Auteure
Lea Bloch est la responsable adjointe de la communication et de l’information à la Fédération suisse des communautés israélites (FSCI) lea.bloch@swissjews.ch
Likrat est un mot hébreu signifiant « aller à la rencontre de ». Ce pas vers l’autre, des adolescents et des élèves juifs du même âge sont amenés à le faire grâce au projet éponyme de la Fédération suisse des communautés israélites (FSCI). Likrat vise à abolir, par le dialogue, les préjugés et les stéréotypes vis-à-vis des juifs et du judaïsme, à multiplier les expériences interculturelles et interreligieuses et à promouvoir la tolérance.
Les jeunes juifs formés par la FSCI, appelés Likratinas et Likratinos, se rendent dans des classes du secondaire et du gymnase en tant que pairs éducateurs (peer educators). L’éducation par les pairs (peer education) – soit les échanges entre membres d’un même groupe – se prête particulièrement bien au projet Likrat.

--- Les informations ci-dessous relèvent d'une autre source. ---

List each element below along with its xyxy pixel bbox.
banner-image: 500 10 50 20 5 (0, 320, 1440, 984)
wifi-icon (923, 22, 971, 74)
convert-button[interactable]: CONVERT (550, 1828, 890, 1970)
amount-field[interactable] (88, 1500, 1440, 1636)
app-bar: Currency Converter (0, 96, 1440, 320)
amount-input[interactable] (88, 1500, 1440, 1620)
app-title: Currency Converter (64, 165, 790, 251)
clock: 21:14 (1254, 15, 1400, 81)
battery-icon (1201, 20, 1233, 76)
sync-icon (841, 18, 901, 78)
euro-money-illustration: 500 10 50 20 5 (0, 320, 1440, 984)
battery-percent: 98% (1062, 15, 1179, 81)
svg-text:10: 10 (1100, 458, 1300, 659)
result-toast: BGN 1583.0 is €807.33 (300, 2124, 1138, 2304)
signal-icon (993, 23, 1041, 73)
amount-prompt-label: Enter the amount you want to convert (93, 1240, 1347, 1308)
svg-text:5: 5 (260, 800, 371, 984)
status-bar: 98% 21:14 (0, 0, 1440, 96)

Elèves et pairs éducateurs sont au même niveau, ce qui facilite et favorise l’apprentissage. L’idée est qu’après l’intervention des élèves juifs, les adolescents parlent de ce qu’ils ont appris avec leurs pairs, quels qu’ils soient. L’éducation par les pairs implique également que les Likratinas et Likratinos transmettent leurs connaissances à d’autres jeunes juifs.
Chaque rencontre repose sur un principe : il n’y a pas de bonne ou de mauvaise question ; toutes peuvent être posées. « Qu’est-ce qu’il y a de différent dans une école juive ? », « Pourquoi les religieux sont-ils toujours habillés en noir ? », « Qu’est-ce que tu aimes surtout dans ta religion ? » ou encore « Est-ce que tu aimerais vivre plus tard avec une personne juive ? » sont des questions fréquentes. La plupart du temps, les jeunes font preuve d’un intérêt marqué et posent parfois des questions sensibles ou personnelles. Les Likratinas et Likratinos parlent de leur identité juive et de leur propre vécu. « Est-ce que tu manges casher ? » est une question à laquelle ils ne répondent pas forcément la même chose. Les élèves constatent qu’il n’y a pas qu’une seule façon d’être juif. Certains n’hésitent pas à dire ce qu’ils pensent, surtout les plus jeunes : ils posent des questions taboues, là où des adultes auraient peur de passer pour des antisémites.
Likrat offre un enseignement vivant, qui marque les esprits. La présence des jeunes juifs donne un visage au judaïsme, ce que ne font pas les livres d’école. Les élèves constatent souvent avec étonnement que les Likratinas et Likratinos sont fans des mêmes clubs de foot et écoutent la même musique qu’eux. « Ce sont en fait des gens comme les autres », a déclaré une jeune fille après avoir parlé avec une juive pour la première fois. Finalement, les élèves se rendent compte que peu de choses les distinguent de leurs visiteurs. Ils partagent les mêmes préoccupations et les mêmes peurs, mais aussi les mêmes rêves et les mêmes espoirs.
Depuis la naissance du projet, il y a quatorze ans, les Likratinos et Likratinas se sont rendus dans plus de 400 classes. Ces dernières années, des rencontres ont également été organisées en Suisse romande et même en Autriche et en Allemagne. La FSCI aspire à présent à ouvrir le projet aux entreprises ayant régulièrement des contacts avec des clients juifs.